In analyze phase, you determine the most likely causes of defects, understand the drivers behind them, and identify key variables that are most likely to cause process variation.
Process mining and discovery capabilities within process intelligence tools can help with these two critical steps. The discovery capability helps you understand your current state of operation, see your real process data points and understand your process dynamics. Using the process discovery data, you can create Pareto charts, root cause analysis (RCA), Failure mode and effects analysis (FMEA), and fishbone (cause and effect) diagrams to understand the drivers.
Figure: Pareto Chart (Source: American Society of Quality, https://asq.org/quality-resources/pareto )
Figure: Fishbone diagram (Source: American Society of Quality, https://asq.org/quality-resources/fishbone )
Improve -Improve process pertains to implementing the fixes to the drivers identified in previous phases. In this step, you identify the means to remove the cause of defects, confirm the key variables and their impact on CTQs, identify the minimum acceptance ranges of key variables, and define a system for measuring variations of the variables. Finally, you then modify the process so that it stays within the acceptable range.

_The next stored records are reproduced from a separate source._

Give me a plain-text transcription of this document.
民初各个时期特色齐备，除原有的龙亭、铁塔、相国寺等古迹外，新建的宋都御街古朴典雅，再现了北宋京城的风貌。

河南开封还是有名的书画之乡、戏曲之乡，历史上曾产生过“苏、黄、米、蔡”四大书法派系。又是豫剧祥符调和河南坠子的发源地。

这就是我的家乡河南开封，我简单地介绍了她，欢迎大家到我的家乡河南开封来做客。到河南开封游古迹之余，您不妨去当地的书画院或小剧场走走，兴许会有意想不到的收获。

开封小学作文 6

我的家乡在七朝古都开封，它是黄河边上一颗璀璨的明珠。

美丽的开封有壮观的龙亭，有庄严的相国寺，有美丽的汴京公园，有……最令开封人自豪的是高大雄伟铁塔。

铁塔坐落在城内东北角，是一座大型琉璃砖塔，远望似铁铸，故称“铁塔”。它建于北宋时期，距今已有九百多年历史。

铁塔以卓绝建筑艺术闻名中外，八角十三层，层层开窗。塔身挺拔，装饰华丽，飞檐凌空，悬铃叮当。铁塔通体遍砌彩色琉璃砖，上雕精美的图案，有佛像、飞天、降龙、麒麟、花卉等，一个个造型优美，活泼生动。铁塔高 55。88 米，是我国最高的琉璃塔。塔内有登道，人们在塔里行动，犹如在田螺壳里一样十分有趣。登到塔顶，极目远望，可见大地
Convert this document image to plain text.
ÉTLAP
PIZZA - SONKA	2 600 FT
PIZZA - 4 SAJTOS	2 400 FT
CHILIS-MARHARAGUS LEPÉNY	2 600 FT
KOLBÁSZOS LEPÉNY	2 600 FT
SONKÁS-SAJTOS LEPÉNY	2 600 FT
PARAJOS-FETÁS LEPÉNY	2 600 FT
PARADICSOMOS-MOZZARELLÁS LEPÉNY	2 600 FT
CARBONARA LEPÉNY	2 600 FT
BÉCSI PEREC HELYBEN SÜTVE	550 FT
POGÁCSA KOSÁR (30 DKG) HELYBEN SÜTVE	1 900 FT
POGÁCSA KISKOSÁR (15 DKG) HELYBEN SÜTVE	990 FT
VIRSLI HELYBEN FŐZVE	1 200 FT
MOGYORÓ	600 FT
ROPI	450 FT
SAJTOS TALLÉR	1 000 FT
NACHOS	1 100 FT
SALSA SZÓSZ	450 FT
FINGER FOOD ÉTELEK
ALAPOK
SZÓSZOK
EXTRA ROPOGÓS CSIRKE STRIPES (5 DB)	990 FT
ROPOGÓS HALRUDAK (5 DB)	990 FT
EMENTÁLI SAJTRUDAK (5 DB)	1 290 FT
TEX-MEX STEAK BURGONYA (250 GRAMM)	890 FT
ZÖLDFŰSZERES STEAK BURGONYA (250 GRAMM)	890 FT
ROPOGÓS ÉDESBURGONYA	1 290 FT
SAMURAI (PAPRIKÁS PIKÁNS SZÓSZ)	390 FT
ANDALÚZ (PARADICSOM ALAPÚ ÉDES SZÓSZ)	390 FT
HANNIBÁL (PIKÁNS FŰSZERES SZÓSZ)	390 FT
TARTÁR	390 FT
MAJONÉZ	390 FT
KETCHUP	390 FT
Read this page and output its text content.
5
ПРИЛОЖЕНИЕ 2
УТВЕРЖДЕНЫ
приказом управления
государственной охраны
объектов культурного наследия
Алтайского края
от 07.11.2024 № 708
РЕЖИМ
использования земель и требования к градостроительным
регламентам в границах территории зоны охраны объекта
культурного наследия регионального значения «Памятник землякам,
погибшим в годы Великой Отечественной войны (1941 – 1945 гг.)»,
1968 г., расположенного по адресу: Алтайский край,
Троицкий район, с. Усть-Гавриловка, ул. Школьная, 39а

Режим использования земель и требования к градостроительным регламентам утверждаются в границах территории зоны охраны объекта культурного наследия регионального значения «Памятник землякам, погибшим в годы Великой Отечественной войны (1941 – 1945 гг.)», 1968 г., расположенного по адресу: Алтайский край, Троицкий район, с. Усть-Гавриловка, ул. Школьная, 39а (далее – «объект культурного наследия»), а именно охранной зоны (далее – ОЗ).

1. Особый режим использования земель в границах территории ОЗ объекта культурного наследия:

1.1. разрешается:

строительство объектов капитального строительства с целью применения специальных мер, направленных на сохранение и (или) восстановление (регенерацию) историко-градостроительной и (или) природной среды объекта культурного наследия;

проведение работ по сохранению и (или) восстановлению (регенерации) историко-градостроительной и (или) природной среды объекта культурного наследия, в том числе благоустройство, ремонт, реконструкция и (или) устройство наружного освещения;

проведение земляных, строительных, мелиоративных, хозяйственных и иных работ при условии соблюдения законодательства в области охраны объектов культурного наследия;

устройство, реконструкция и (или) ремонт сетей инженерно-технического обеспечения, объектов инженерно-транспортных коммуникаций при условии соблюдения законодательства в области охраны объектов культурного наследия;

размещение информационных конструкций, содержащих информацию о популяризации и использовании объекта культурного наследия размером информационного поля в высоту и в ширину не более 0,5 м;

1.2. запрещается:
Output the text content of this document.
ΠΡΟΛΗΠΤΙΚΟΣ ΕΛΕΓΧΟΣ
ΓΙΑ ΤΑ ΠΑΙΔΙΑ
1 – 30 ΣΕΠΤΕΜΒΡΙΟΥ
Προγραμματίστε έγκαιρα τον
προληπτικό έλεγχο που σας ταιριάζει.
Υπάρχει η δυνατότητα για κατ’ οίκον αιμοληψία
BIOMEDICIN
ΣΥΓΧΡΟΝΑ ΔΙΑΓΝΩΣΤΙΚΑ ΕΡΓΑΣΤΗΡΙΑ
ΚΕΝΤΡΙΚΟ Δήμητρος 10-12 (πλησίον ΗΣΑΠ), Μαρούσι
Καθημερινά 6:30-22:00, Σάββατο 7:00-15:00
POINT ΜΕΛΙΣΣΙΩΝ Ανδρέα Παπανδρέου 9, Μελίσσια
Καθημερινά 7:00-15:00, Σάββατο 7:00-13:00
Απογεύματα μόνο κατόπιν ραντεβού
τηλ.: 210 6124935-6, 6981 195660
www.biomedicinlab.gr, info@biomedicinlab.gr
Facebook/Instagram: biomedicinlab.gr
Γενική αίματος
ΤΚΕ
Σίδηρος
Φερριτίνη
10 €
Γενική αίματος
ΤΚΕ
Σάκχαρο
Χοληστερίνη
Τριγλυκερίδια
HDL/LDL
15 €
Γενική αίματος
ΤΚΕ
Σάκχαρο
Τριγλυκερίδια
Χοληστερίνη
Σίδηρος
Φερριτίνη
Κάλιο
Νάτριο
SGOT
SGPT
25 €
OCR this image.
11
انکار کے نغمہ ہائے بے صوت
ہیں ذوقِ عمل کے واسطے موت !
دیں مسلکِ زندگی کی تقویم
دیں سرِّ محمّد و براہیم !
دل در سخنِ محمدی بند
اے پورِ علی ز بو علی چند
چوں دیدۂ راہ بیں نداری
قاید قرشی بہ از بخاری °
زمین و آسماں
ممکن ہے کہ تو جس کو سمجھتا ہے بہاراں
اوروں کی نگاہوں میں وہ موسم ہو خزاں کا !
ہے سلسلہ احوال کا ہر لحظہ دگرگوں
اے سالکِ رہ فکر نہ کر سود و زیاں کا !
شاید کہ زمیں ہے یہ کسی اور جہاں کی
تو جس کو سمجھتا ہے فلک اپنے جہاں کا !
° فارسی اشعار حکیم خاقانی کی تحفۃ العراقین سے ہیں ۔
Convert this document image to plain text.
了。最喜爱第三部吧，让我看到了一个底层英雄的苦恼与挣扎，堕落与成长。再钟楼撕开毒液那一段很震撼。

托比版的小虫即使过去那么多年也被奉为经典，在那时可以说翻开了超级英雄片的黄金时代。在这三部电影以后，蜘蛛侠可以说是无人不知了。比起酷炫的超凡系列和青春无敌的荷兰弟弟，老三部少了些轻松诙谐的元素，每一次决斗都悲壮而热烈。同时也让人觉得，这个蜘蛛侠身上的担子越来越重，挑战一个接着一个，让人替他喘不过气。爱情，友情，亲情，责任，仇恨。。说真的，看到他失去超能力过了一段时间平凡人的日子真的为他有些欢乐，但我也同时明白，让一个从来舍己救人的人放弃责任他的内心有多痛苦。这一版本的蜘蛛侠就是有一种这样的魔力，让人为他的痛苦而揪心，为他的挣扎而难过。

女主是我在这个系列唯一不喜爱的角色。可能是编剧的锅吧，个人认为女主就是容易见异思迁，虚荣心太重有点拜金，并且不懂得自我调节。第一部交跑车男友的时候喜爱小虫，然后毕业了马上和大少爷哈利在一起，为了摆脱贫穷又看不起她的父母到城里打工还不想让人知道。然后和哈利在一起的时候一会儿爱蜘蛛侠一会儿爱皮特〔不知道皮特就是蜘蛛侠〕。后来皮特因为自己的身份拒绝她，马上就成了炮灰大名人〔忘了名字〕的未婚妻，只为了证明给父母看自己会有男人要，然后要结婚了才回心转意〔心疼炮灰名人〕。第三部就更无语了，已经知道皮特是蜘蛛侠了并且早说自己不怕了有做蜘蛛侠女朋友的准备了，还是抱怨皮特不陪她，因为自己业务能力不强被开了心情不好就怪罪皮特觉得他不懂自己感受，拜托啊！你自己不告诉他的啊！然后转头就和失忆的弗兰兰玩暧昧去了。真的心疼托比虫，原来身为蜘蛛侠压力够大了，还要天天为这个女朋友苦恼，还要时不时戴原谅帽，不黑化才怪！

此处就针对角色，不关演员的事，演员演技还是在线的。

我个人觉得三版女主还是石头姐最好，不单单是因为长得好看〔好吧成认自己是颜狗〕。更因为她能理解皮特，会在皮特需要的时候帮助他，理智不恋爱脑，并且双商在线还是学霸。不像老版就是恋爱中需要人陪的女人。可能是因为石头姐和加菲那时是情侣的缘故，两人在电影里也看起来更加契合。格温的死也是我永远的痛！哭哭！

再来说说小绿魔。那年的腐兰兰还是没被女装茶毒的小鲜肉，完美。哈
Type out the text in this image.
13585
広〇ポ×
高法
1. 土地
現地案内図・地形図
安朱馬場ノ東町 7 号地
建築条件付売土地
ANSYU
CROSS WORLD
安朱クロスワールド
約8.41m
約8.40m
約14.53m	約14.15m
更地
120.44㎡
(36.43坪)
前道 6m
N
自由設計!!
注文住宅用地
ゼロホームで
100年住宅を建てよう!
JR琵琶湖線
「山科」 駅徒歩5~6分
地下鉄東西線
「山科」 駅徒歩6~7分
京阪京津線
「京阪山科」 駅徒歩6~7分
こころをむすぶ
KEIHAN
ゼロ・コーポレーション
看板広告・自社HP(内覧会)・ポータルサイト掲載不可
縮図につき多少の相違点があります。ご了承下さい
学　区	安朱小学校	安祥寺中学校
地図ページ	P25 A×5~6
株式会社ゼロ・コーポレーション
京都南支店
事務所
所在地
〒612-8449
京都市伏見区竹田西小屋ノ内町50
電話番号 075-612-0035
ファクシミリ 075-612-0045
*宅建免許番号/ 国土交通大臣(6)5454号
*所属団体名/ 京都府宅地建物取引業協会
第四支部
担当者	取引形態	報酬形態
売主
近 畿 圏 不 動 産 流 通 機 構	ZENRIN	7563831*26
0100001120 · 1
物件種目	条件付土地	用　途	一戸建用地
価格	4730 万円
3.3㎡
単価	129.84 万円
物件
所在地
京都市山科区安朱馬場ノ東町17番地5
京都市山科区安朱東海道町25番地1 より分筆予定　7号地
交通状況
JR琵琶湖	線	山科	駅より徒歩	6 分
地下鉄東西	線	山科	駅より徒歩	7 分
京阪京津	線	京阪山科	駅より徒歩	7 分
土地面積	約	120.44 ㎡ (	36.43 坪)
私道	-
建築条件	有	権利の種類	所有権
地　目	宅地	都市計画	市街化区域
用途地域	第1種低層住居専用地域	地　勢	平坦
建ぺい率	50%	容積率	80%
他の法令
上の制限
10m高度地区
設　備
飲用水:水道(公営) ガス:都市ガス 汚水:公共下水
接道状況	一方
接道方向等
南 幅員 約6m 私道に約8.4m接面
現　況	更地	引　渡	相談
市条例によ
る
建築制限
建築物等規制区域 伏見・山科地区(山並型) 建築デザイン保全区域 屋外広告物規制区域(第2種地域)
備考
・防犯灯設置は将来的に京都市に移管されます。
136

As you can envision, all the data for Improve phase is the data that you have already captured via process discovery for use in the previous phase. You can use this data to build design of experiments (DOE) and opportunity flow diagrams that will help with all the key tasks that fall under “improve”, as defined above. Simulation functionality in many process intelligence tools will help you evaluate your approaches as you move along the tasks in the “improve” phase.
Figure: Opportunity flow diagram (Source: https://baelearn.uncg.edu/wordpress/ism678/wp-content/uploads/sites/12/2012/02/Opportunity-Flow-Diagram.pdf)
Control – This is the phase where you monitor the process post-implementation and ensure that the improvements made are maintained. The goal is to implement tools that the key variables remain within the maximum acceptance ranges under the modified process. Process mining and intelligence from improved processes can be monitored using process control charts to ensure that improvements or enhancements are working and reducing process variability.
Figure: Process control chart (Source: https://asq.org/quality-resources/control-chart)
What Does This Mean for SAPinsiders?
It is about the culture. Six-Sigma methodology has existed for more than half a century now. Some companies embraced it effectively, making it part of their culture and flourishing. Others who tried embracing failed. Why? Because like many other things, this is more about the initiative, the will of your workforce to embrace the method. A half-hearted approach means that you can check a box but will not be able to leverage the benefits. In the context of leveraging process intelligence tools for Six-Sigma, the same principle applies. Technology now allows you to build Six-Sigma capabilities rapidly however, the key to extracting actual benefits lies in how you make such methodologies part of your culture.
Customize and enhance. The important foundational aspect is to have access to data, flows, and analytics through a process intelligence tool. If you want, you can then use that foundational capability to build a customized Six-Sigma solution on top of it using open-source or vendor-provided add-on tools to automate your continuous process improvement journey. Some exciting possibilities exist to leverage AI and ML to take this beyond fundamental approaches like DMAIC.